My approach is to explain to the parents that it is possible for me to both say, "I don’t think she has Kawasaki’s" and "I think we should treat." I find most parents, given a few extra minutes, grasp the general idea of number needed to treat [NNT] and number needed to harm [NNH], although I don’t use the jargon. This isn’t the first way in which most people approach decision making, but with explanation they can comprehend how, if there is a 10% risk of serious consequence and no perfect test to guide us, it makes sense to treat "just in case."
The concept is easier to understand if it is a test. ED doctors frequently state, "I don’t think it is broken, but we’ll get the x-ray to be sure." Concerns over radiation have reduced the number of head CTs performed for minor head bumps.
Although I find the general public can grasp the basics, they will depend on the physician to provide expertise in balancing the risks and consequences. Bayesian decision making is still an advanced concept for most medical students. When I assess the risks of sequelae from Kawasaki syndrome, I consider the risk that the patient really has Kawasaki times the risk of developing coronary changes times the risk those changes will progress to aneurysms times the risk aneurysms won’t heal spontaneously if ignored times the risk of an event happening because of the aneurysms times the risk that that event will be serious/catastrophic. It is a small number. This is analogous to the Drake equationin the search for extraterrestrial intelligence.

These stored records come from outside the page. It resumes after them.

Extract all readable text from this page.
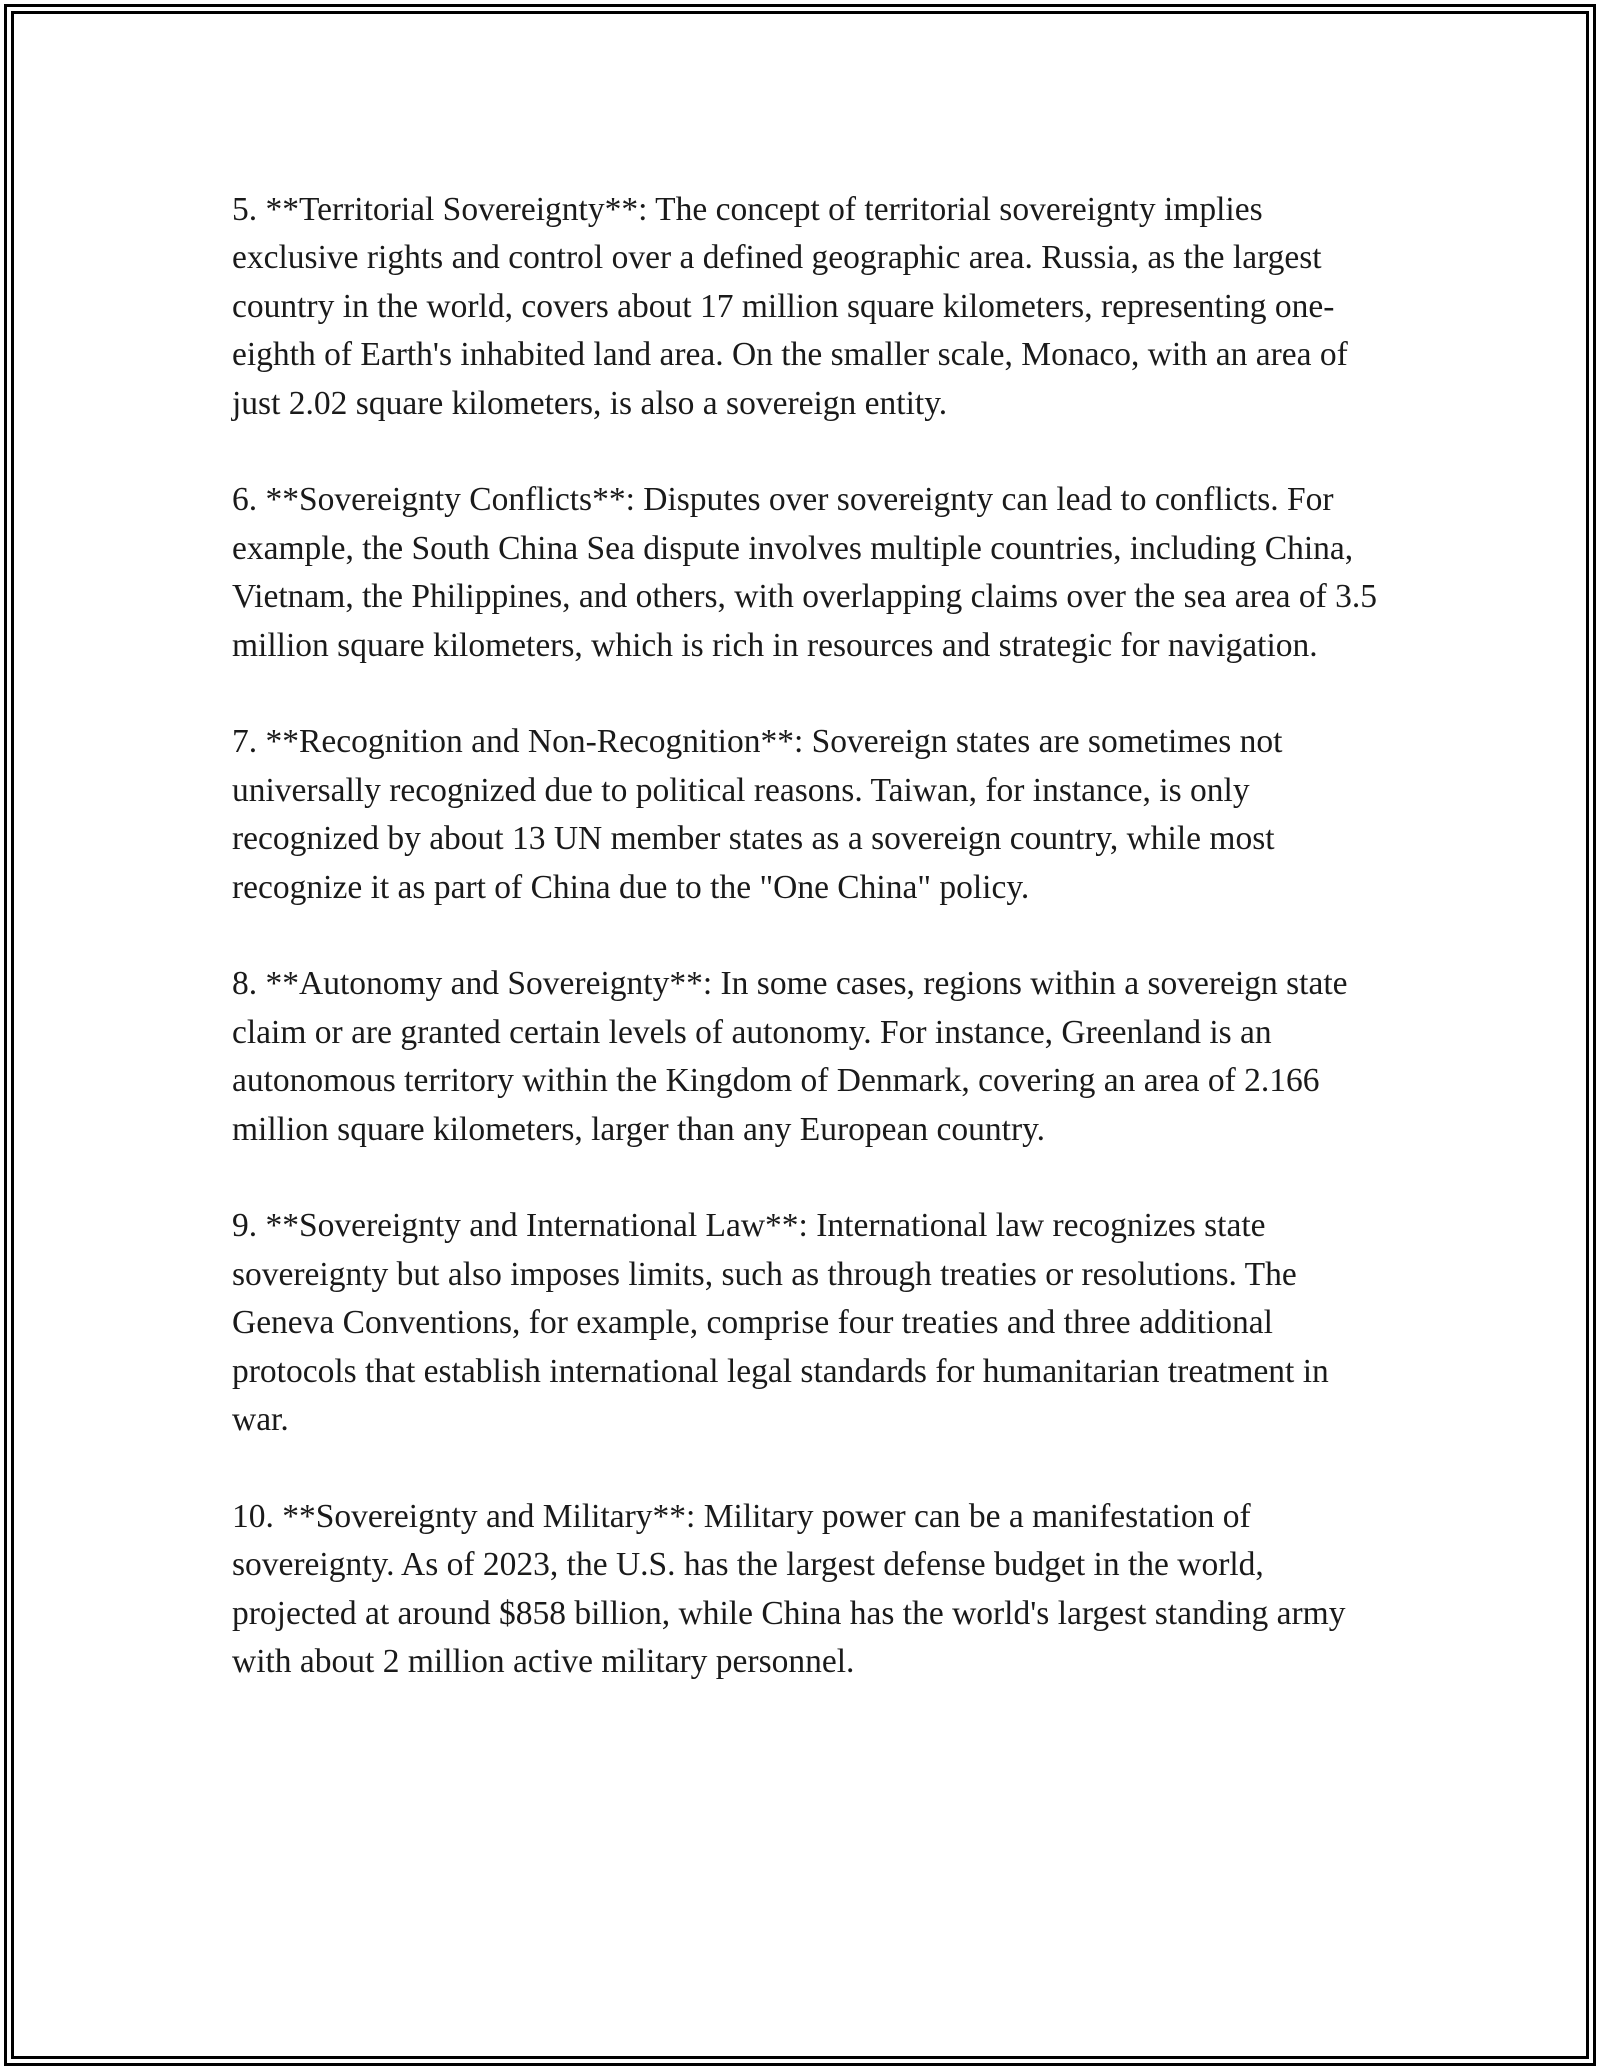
5. **Territorial Sovereignty**: The concept of territorial sovereignty implies exclusive rights and control over a defined geographic area. Russia, as the largest country in the world, covers about 17 million square kilometers, representing one-eighth of Earth's inhabited land area. On the smaller scale, Monaco, with an area of just 2.02 square kilometers, is also a sovereign entity.

6. **Sovereignty Conflicts**: Disputes over sovereignty can lead to conflicts. For example, the South China Sea dispute involves multiple countries, including China, Vietnam, the Philippines, and others, with overlapping claims over the sea area of 3.5 million square kilometers, which is rich in resources and strategic for navigation.

7. **Recognition and Non-Recognition**: Sovereign states are sometimes not universally recognized due to political reasons. Taiwan, for instance, is only recognized by about 13 UN member states as a sovereign country, while most recognize it as part of China due to the "One China" policy.

8. **Autonomy and Sovereignty**: In some cases, regions within a sovereign state claim or are granted certain levels of autonomy. For instance, Greenland is an autonomous territory within the Kingdom of Denmark, covering an area of 2.166 million square kilometers, larger than any European country.

9. **Sovereignty and International Law**: International law recognizes state sovereignty but also imposes limits, such as through treaties or resolutions. The Geneva Conventions, for example, comprise four treaties and three additional protocols that establish international legal standards for humanitarian treatment in war.

10. **Sovereignty and Military**: Military power can be a manifestation of sovereignty. As of 2023, the U.S. has the largest defense budget in the world, projected at around $858 billion, while China has the world's largest standing army with about 2 million active military personnel.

My first career experience with a patient receiving IVIG was a code blue featuring anaphylaxis, syncope, and apnea. My most recent was a patient who had 3 hours of excruciating headache during the infusion. The American Heart Association diagnostic criteria for Kawasakiemphasize high sensitivity, but they don’t adequately describe the NNT nor do they quantify the harms from overtreatment.
There is a bias to treat, even when the risk of adverse effects is greater than the risk of the disease. Factors include fear of malpractice, perceived culpability for errors of omission vs. commission, and economic gain. One of the most common error-producing biases I see in medicine is the response to a referral from an outlying hospital. I’ve worked both places. Tertiary centers find any possible reason to embark on diagnostic tests (particularly lucrative imaging) and treatment in order to justify or rationalize the transfer/admission and to keep the referring doctor happy and looking good in the patient’s/parent’s eyes. In low-risk, high-consequence Bayesian decision making, managing bias may be more important than improving the accuracy of the risk assessment.
Similar diagnostic and treatment dilemmas will occur even more frequently in the near future as genomic screening and exome sequencing become more common. Obstetrics has dealt with this for several years. Mothers are now frequently being confronted with low-specificity (positive predictive value of less than 5%) testing during pregnancy with triple and quad screens. Counseling for BRCA1 testing is the prototype for adult screening. In November 2013, the Food and Drug Administration cracked down on unregulated direct-to-consumer genomic screening. Pediatrics will soon see a large influx of this type of testing in the work-up of failure to thrive and developmental delay. Explaining these scenarios to parents will be a key, acquired professional skill.